Ce soir, c'était comme les autres, les autres soirs. Les enfants étaient déjà couchés quand il est rentré. Il est allé les embrasser. C'est un bon père, il aime nos enfants. Je sais que ça lui manque, de ne pas pouvoir passer plus de temps avec eux. Dès qu'il le peut, il s'en occupe. Alors le soir quand il rentre, il va les voir, dans leurs chambres. Il remonte la couette qui a déjà bougé, recouvre leurs petits pieds, pour pas qu'ils n'aient froid. Il les embrasse, chacun, sur le front, doucement, passe sa main dans leurs cheveux. Il éteint la lumière que je laisse allumée pour qu'ils s'endorment. Et sans faire de bruit, il referme la porte.

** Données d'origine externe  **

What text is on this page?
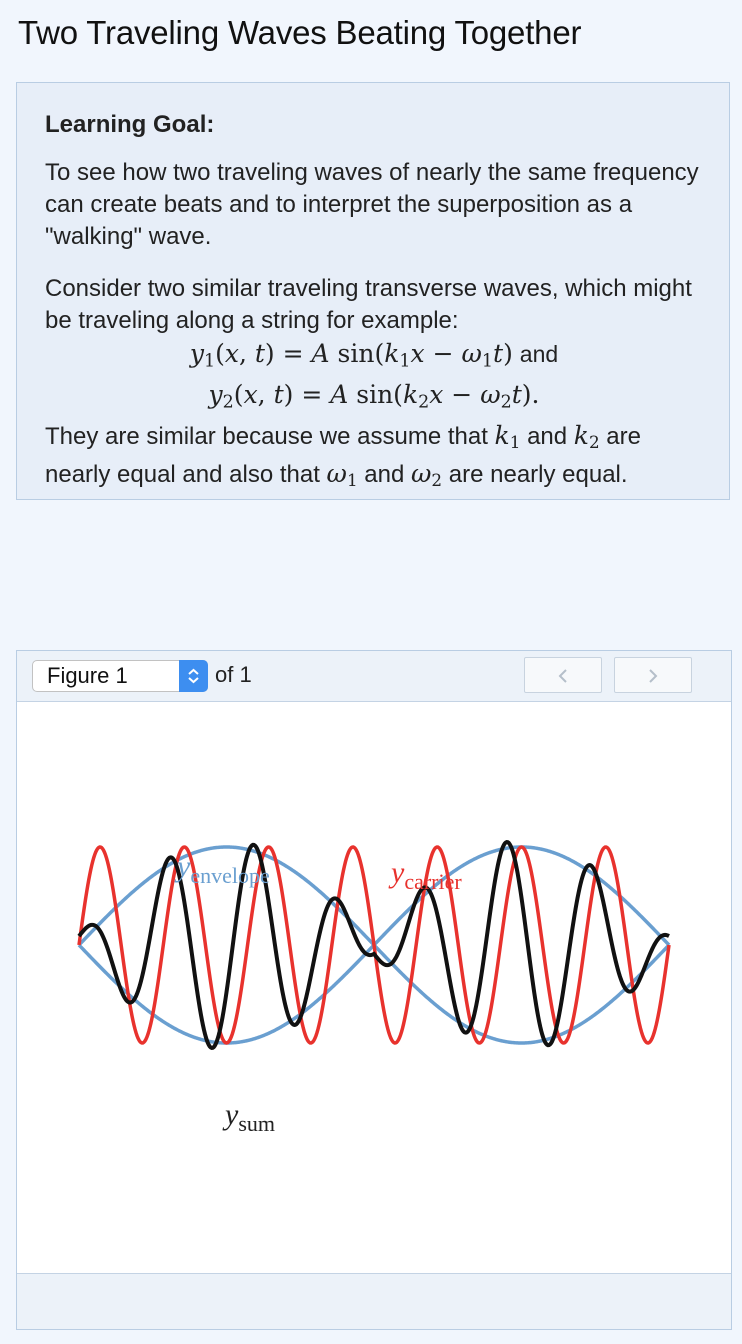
Two Traveling Waves Beating Together

Learning Goal:

To see how two traveling waves of nearly the same frequency can create beats and to interpret the superposition as a "walking" wave.

Consider two similar traveling transverse waves, which might be traveling along a string for example:
$y_1(x$, t) = A $\sin(k_1x - \omega_1t)$ and
$y_2(x$, t) = A $\sin(k_2x - \omega_2t)$.
They are similar because we assume that $k_1$ and $k_2$ are nearly equal and also that $\omega_1$ and $\omega_2$ are nearly equal.
Figure 1	of 1
$y_{envelope}$	$y_{carrier}$
$y_{sum}$
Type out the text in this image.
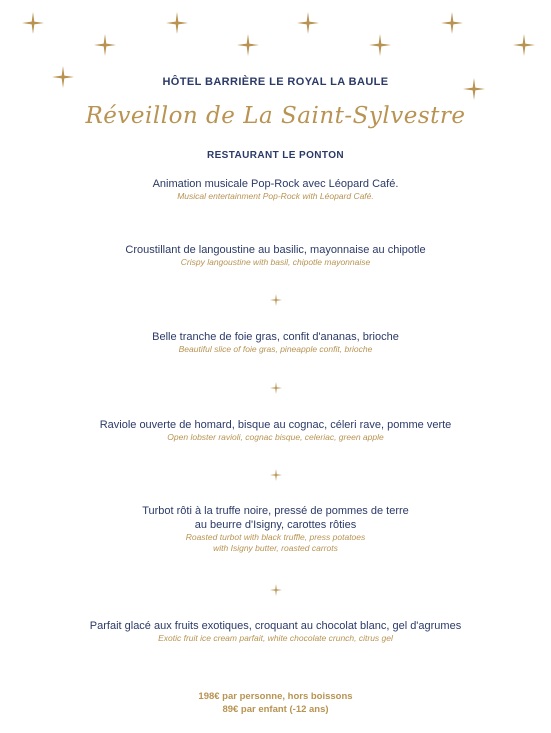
HÔTEL BARRIÈRE LE ROYAL LA BAULE
Réveillon de La Saint-Sylvestre
RESTAURANT LE PONTON
Animation musicale Pop-Rock avec Léopard Café.
Musical entertainment Pop-Rock with Léopard Café.
Croustillant de langoustine au basilic, mayonnaise au chipotle
Crispy langoustine with basil, chipotle mayonnaise
Belle tranche de foie gras, confit d'ananas, brioche
Beautiful slice of foie gras, pineapple confit, brioche
Raviole ouverte de homard, bisque au cognac, céleri rave, pomme verte
Open lobster ravioli, cognac bisque, celeriac, green apple
Turbot rôti à la truffe noire, pressé de pommes de terre
au beurre d'Isigny, carottes rôties
Roasted turbot with black truffle, press potatoes
with Isigny butter, roasted carrots
Parfait glacé aux fruits exotiques, croquant au chocolat blanc, gel d'agrumes
Exotic fruit ice cream parfait, white chocolate crunch, citrus gel
198€ par personne, hors boissons
89€ par enfant (-12 ans)
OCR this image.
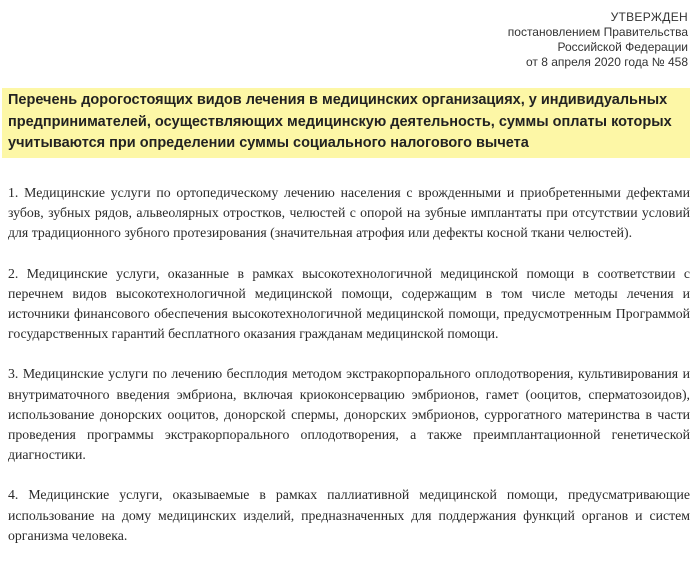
УТВЕРЖДЕН
постановлением Правительства
Российской Федерации
от 8 апреля 2020 года № 458
Перечень дорогостоящих видов лечения в медицинских организациях, у индивидуальных предпринимателей, осуществляющих медицинскую деятельность, суммы оплаты которых учитываются при определении суммы социального налогового вычета

1. Медицинские услуги по ортопедическому лечению населения с врожденными и приобретенными дефектами зубов, зубных рядов, альвеолярных отростков, челюстей с опорой на зубные имплантаты при отсутствии условий для традиционного зубного протезирования (значительная атрофия или дефекты косной ткани челюстей).

2. Медицинские услуги, оказанные в рамках высокотехнологичной медицинской помощи в соответствии с перечнем видов высокотехнологичной медицинской помощи, содержащим в том числе методы лечения и источники финансового обеспечения высокотехнологичной медицинской помощи, предусмотренным Программой государственных гарантий бесплатного оказания гражданам медицинской помощи.

3. Медицинские услуги по лечению бесплодия методом экстракорпорального оплодотворения, культивирования и внутриматочного введения эмбриона, включая криоконсервацию эмбрионов, гамет (ооцитов, сперматозоидов), использование донорских ооцитов, донорской спермы, донорских эмбрионов, суррогатного материнства в части проведения программы экстракорпорального оплодотворения, а также преимплантационной генетической диагностики.

4. Медицинские услуги, оказываемые в рамках паллиативной медицинской помощи, предусматривающие использование на дому медицинских изделий, предназначенных для поддержания функций органов и систем организма человека.
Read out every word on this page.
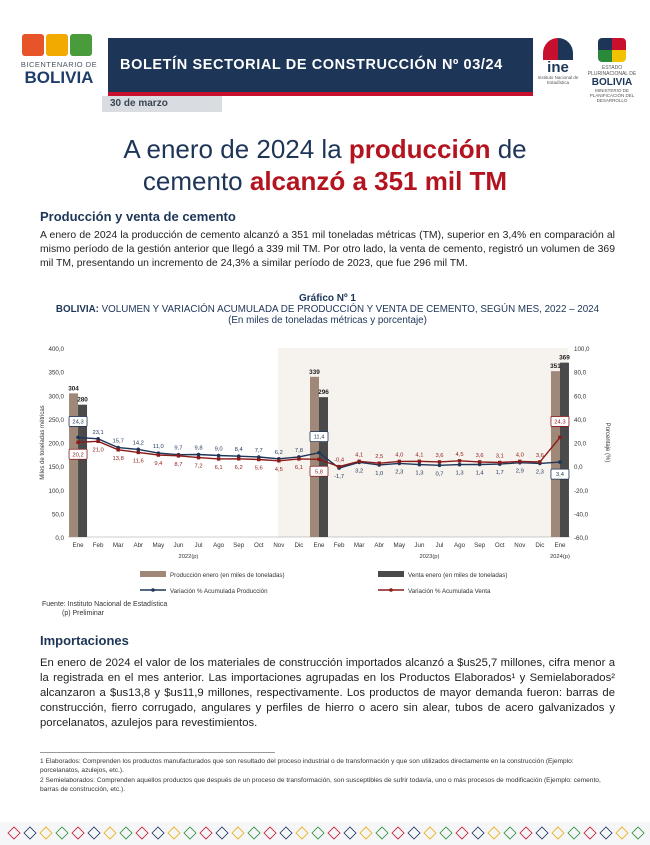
BICENTENARIO DE
BOLIVIA
BOLETÍN SECTORIAL DE CONSTRUCCIÓN Nº 03/24
30 de marzo
ine
Instituto Nacional de Estadística
ESTADO PLURINACIONAL DE
BOLIVIA
MINISTERIO DE PLANIFICACIÓN DEL DESARROLLO
A enero de 2024 la producción de
cemento alcanzó a 351 mil TM
Producción y venta de cemento
A enero de 2024 la producción de cemento alcanzó a 351 mil toneladas métricas (TM), superior en 3,4% en comparación al mismo período de la gestión anterior que llegó a 339 mil TM. Por otro lado, la venta de cemento, registró un volumen de 369 mil TM, presentando un incremento de 24,3% a similar período de 2023, que fue 296 mil TM.
Gráfico Nº 1
BOLIVIA: VOLUMEN Y VARIACIÓN ACUMULADA DE PRODUCCIÓN Y VENTA DE CEMENTO, SEGÚN MES, 2022 – 2024
(En miles de toneladas métricas y porcentaje)
400,0
350,0
300,0
250,0
200,0
150,0
100,0
50,0
0,0
100,0
80,0
60,0
40,0
20,0
0,0
-20,0
-40,0
-60,0
Miles de toneladas métricas	Porcentaje (%)
304
280
339
296
351
369
24,3
23,1
15,7 14,2
11,0 9,7 9,8 9,0 8,4 7,7 6,2 7,8
11,4
-1,7
3,2 1,0 2,3 1,3 0,7 1,3 1,4 1,7 2,9 2,3 3,4
20,2
21,0
13,8 11,6 9,4 8,7 7,2 6,1 6,2 5,6 4,5 6,1
5,8
-0,4
4,1 2,5 4,0 4,1 3,6 4,5 3,6 3,1 4,0 3,6
24,3
Ene Feb Mar Abr May Jun Jul Ago Sep Oct Nov Dic Ene Feb Mar Abr May Jun Jul Ago Sep Oct Nov Dic Ene
2022(p)	2023(p)	2024(p)
Producción enero (en miles de toneladas)	Venta enero (en miles de toneladas)
Variación % Acumulada Producción	Variación % Acumulada Venta
Fuente: Instituto Nacional de Estadística
(p) Preliminar
Importaciones
En enero de 2024 el valor de los materiales de construcción importados alcanzó a $us25,7 millones, cifra menor a la registrada en el mes anterior. Las importaciones agrupadas en los Productos Elaborados¹ y Semielaborados² alcanzaron a $us13,8 y $us11,9 millones, respectivamente. Los productos de mayor demanda fueron: barras de construcción, fierro corrugado, angulares y perfiles de hierro o acero sin alear, tubos de acero galvanizados y porcelanatos, azulejos para revestimientos.
1 Elaborados: Comprenden los productos manufacturados que son resultado del proceso industrial o de transformación y que son utilizados directamente en la construcción (Ejemplo: porcelanatos, azulejos, etc.).
2 Semielaborados: Comprenden aquellos productos que después de un proceso de transformación, son susceptibles de sufrir todavía, uno o más procesos de modificación (Ejemplo: cemento, barras de construcción, etc.).
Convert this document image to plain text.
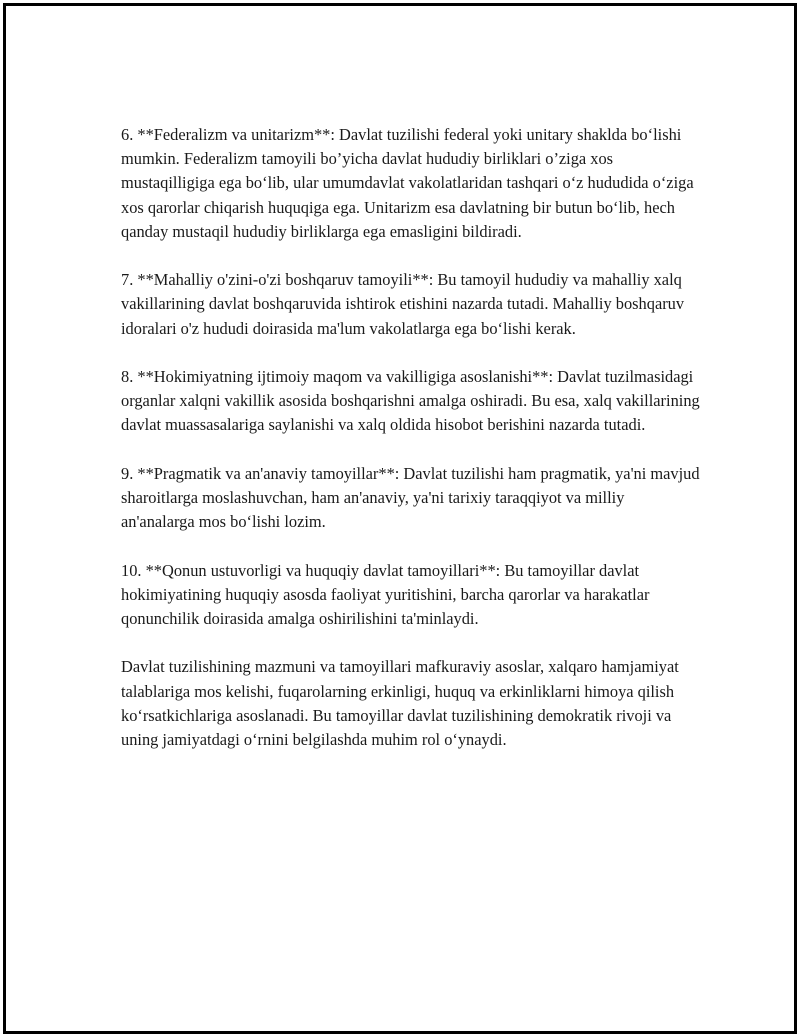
6. **Federalizm va unitarizm**: Davlat tuzilishi federal yoki unitary shaklda bo‘lishi mumkin. Federalizm tamoyili bo’yicha davlat hududiy birliklari o’ziga xos mustaqilligiga ega bo‘lib, ular umumdavlat vakolatlaridan tashqari o‘z hududida o‘ziga xos qarorlar chiqarish huquqiga ega. Unitarizm esa davlatning bir butun bo‘lib, hech qanday mustaqil hududiy birliklarga ega emasligini bildiradi.

7. **Mahalliy o'zini-o'zi boshqaruv tamoyili**: Bu tamoyil hududiy va mahalliy xalq vakillarining davlat boshqaruvida ishtirok etishini nazarda tutadi. Mahalliy boshqaruv idoralari o'z hududi doirasida ma'lum vakolatlarga ega bo‘lishi kerak.

8. **Hokimiyatning ijtimoiy maqom va vakilligiga asoslanishi**: Davlat tuzilmasidagi organlar xalqni vakillik asosida boshqarishni amalga oshiradi. Bu esa, xalq vakillarining davlat muassasalariga saylanishi va xalq oldida hisobot berishini nazarda tutadi.

9. **Pragmatik va an'anaviy tamoyillar**: Davlat tuzilishi ham pragmatik, ya'ni mavjud sharoitlarga moslashuvchan, ham an'anaviy, ya'ni tarixiy taraqqiyot va milliy an'analarga mos bo‘lishi lozim.

10. **Qonun ustuvorligi va huquqiy davlat tamoyillari**: Bu tamoyillar davlat hokimiyatining huquqiy asosda faoliyat yuritishini, barcha qarorlar va harakatlar qonunchilik doirasida amalga oshirilishini ta'minlaydi.

Davlat tuzilishining mazmuni va tamoyillari mafkuraviy asoslar, xalqaro hamjamiyat talablariga mos kelishi, fuqarolarning erkinligi, huquq va erkinliklarni himoya qilish ko‘rsatkichlariga asoslanadi. Bu tamoyillar davlat tuzilishining demokratik rivoji va uning jamiyatdagi o‘rnini belgilashda muhim rol o‘ynaydi.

Alors on est tous les deux. Je suis dans la cuisine. Je prépare le dîner, comme tous les soirs. Comme tous les soirs il est crevé. Il ne veut pas parler. Je lui demande comment s'est passée sa journée. Mais comment pourrait-elle bien se passer? La journée à bosser, la journée à s'épuiser, pour des cons, passez-moi l'expression, comme un con, un con qu'il est à pas se révolter. Son travail, il ne l'aime pas, mais il ne veut pas en changer. Parce que moi je ne travaille pas. Alors s'il change, s'il veut changer, mais qu'il ne trouve rien, comment on va vivre? Comment on va faire, avec les enfants, la maison, et tout ce que moi je veux?
Mais moi je ne veux rien, moi je ne demande rien, moi je suis heureuse
comme ça. Je veux juste être avec mes enfants, avec lui. Alors je me
tais.
Il me
regarde. Je le sais. Je ne le vois pas, je lui tourne le dos, je prépare le dîner.